Zur kurze Geschmackssache

Zum Großteil spielt das Ganze in der Realität, also in eurem Wohnzimmer. Das Geisterhaus, in das man gelegentlich durch das AR-Buch gezogen wird, hat dabei aber weitaus mehr Schockmomente als das vertraute Wohnzimmer. Vielleicht hat es Tecmo Koei hier ein Stück zu weit getrieben und zu konsequent auf die erweiterte Realität gesetzt. Etwa drei bis vier Stunden dauert dieses Spielchen, dann seid ihr durch mit dem Storymodus. Das ist natürlich zu kurz. Immerhin gibt es eine Art New Game + Modus mit mehr Maya-Geheimnissen und erhöhtem Schwierigkeitsgrad.

Das ist Maya.

Abgesehen davon, dass die konsequente Nutzung von AR-Features und Bewegungssteuerung Geschmackssache ist, gibt es aber auch einige technische Unzulänglichkeiten.

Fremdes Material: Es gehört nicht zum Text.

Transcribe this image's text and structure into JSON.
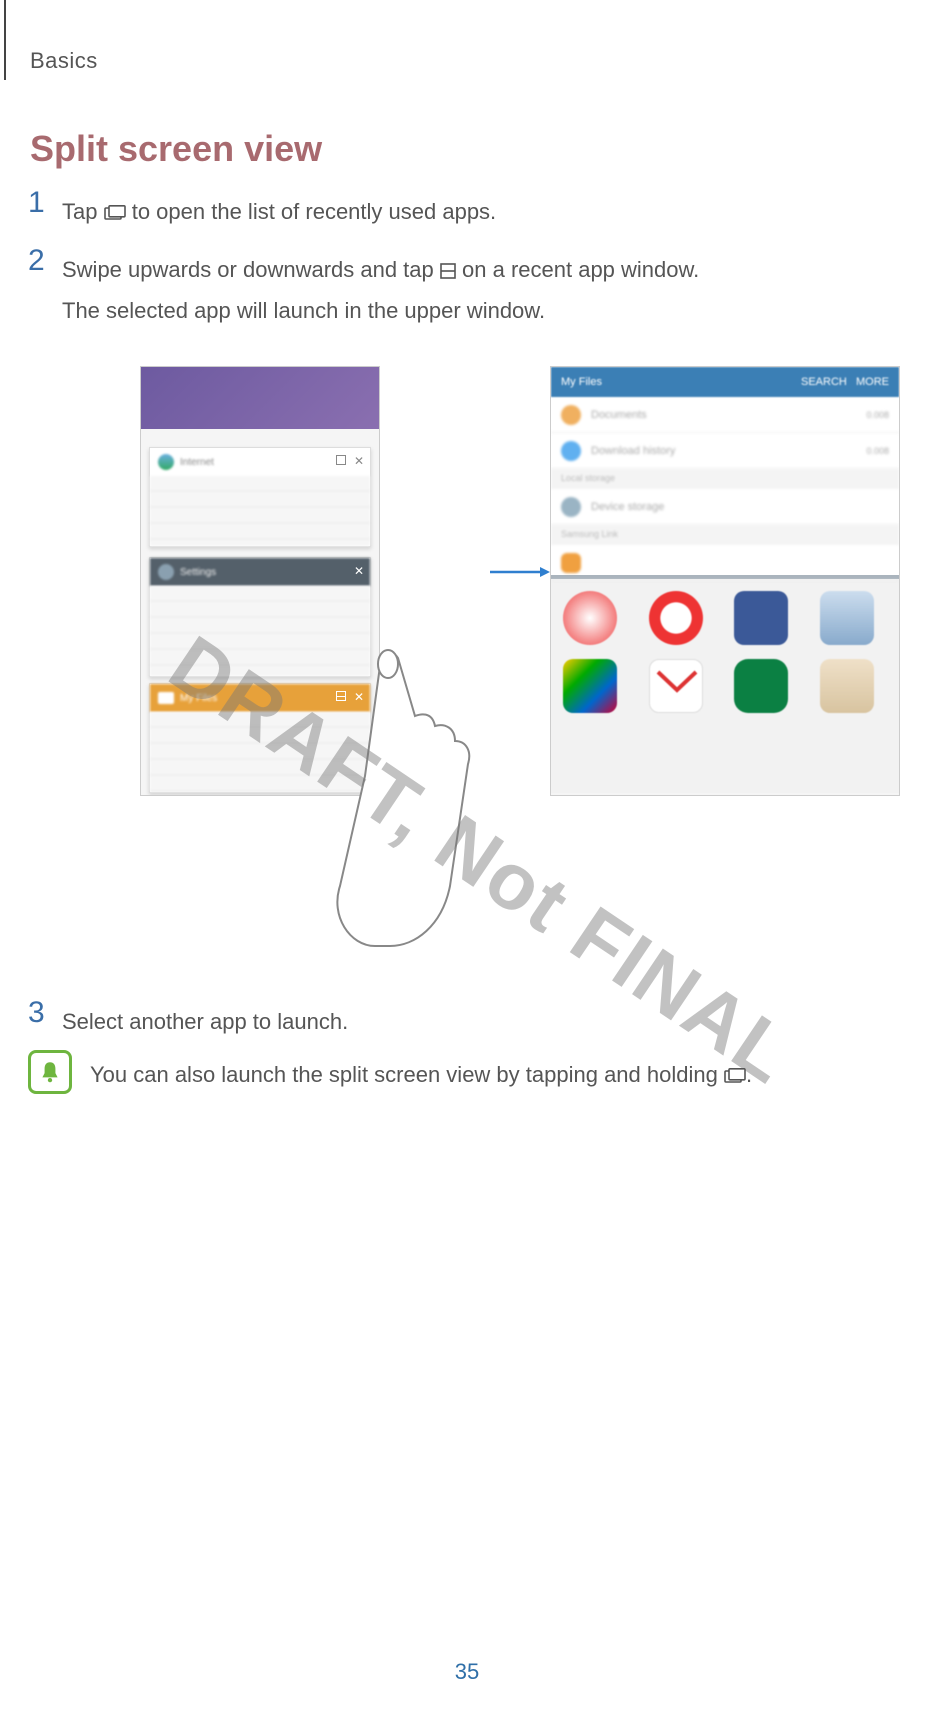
{
  "chapter": "Basics",
  "heading": "Split screen view",
  "steps": [
    {
      "num": "1",
      "pre": "Tap ",
      "post": " to open the list of recently used apps."
    },
    {
      "num": "2",
      "pre": "Swipe upwards or downwards and tap ",
      "post": " on a recent app window.",
      "line2": "The selected app will launch in the upper window."
    },
    {
      "num": "3",
      "pre": "Select another app to launch."
    }
  ],
  "note": {
    "pre": "You can also launch the split screen view by tapping and holding ",
    "post": "."
  },
  "watermark": "DRAFT, Not FINAL",
  "page_number": "35",
  "figure": {
    "phone_b": {
      "title": "My Files",
      "actions": [
        "SEARCH",
        "MORE"
      ],
      "rows": [
        {
          "label": "Documents",
          "tail": "0.008"
        },
        {
          "label": "Download history",
          "tail": "0.008"
        }
      ],
      "section1": "Local storage",
      "device_row": "Device storage",
      "section2": "Samsung Link"
    }
  }
}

Optisch kann Spirit Camera zwar ganz gut überzeugen, aber insbesondere das Zusammenspiel mit dem AR-Buch klappt nicht immer optimal. Die Lichtverhältnisse müssen auf den Punkt stimmen. Ihr werdet einige Male fluchen, wenn die 3DS-Kamera das Heftchen einfach nicht erkennen will. Die Texte sind deutsch, die Sprachausgabe englisch. Löblich allerdings, dass man auf die japanische Sprachausgabe zurückgreifen kann. Auch die Soundkulisse weiß zu überzeugen, kommt allerdings nicht so richtig zur Geltung.

Neben dem Storymodus warten aber auch noch zwei weitere Modi auf den geneigten Spirit Camera Spieler. In „Geisterkamera“ dreht sich wie erwartet alles ums Fotografieren. Man knipst fleißig durch die Gegend (zumeist die eigene Wohnung) und das Spiel bastelt Geister in die Bilder.  In „Bessene Seiten“ kann man vier Minispiele absolvieren, die durchaus beschäftigen können. Von einer Memory-Abwandlung bis hin zum Versteckspiel im AR-Heft.

Ein zweischneidiges Schwert

Wer ist dieser Mann?

Der Nintendo 3DS als Camera Obscura, das hat Potential. Leider nutzt Spirit Camera das nicht ganz aus. Zu konsequent wird auf die AR-Spielerei gesetzt, dabei sind die Passagen, in denen wir uns durch das Geisterhaus bewegen, eigentlich spannender. Die Geister in die eigene Wohnung zu projizieren, klingt aufregend. Aber die Technik des 3DS ist dann doch nicht so ausgereift, um das gruselig wirken zu lassen. Erschwerend kommt hinzu, dass man Spirit Camera dank des AR-Heftchens bei vollem Licht spielen muss – ein Killer für Gruselspielatmosphäre. Spirit Camera macht nicht alles falsch und verfolgt gute Ansätze, leider aber mal zu konsequent und mal nicht konsequent genug. So reicht es nur zum Mittelmaß.

Project Zero Fans können aber ebenso mal einen Blick auf Spirit Camera werfen wie 3DS-Fans, die unbedingt mal tiefer in die AR-Welt eintauchen wollen. Man muss sich ganz klar darüber sein, was man mit Spirit Camera bekommt. Ist euch das den leicht ermäßigten Preis – derzeit etwa 30 Euro – wert? Wollt ihr ein 3DS-Spiel, das endlich mal das AR-Feature und die Bewegungssteuerung ausreizt? Dann könnte euch Spirit Camera gefallen und ihr könntet einen, vielleicht sogar zwei Sterne in der Endwertung addieren. Alle anderen sollten lieber zu sicheren Alternativen greifen. Am ehesten erlebt man Schock- und Gruselmomente noch mit Resident Evil: Revelations.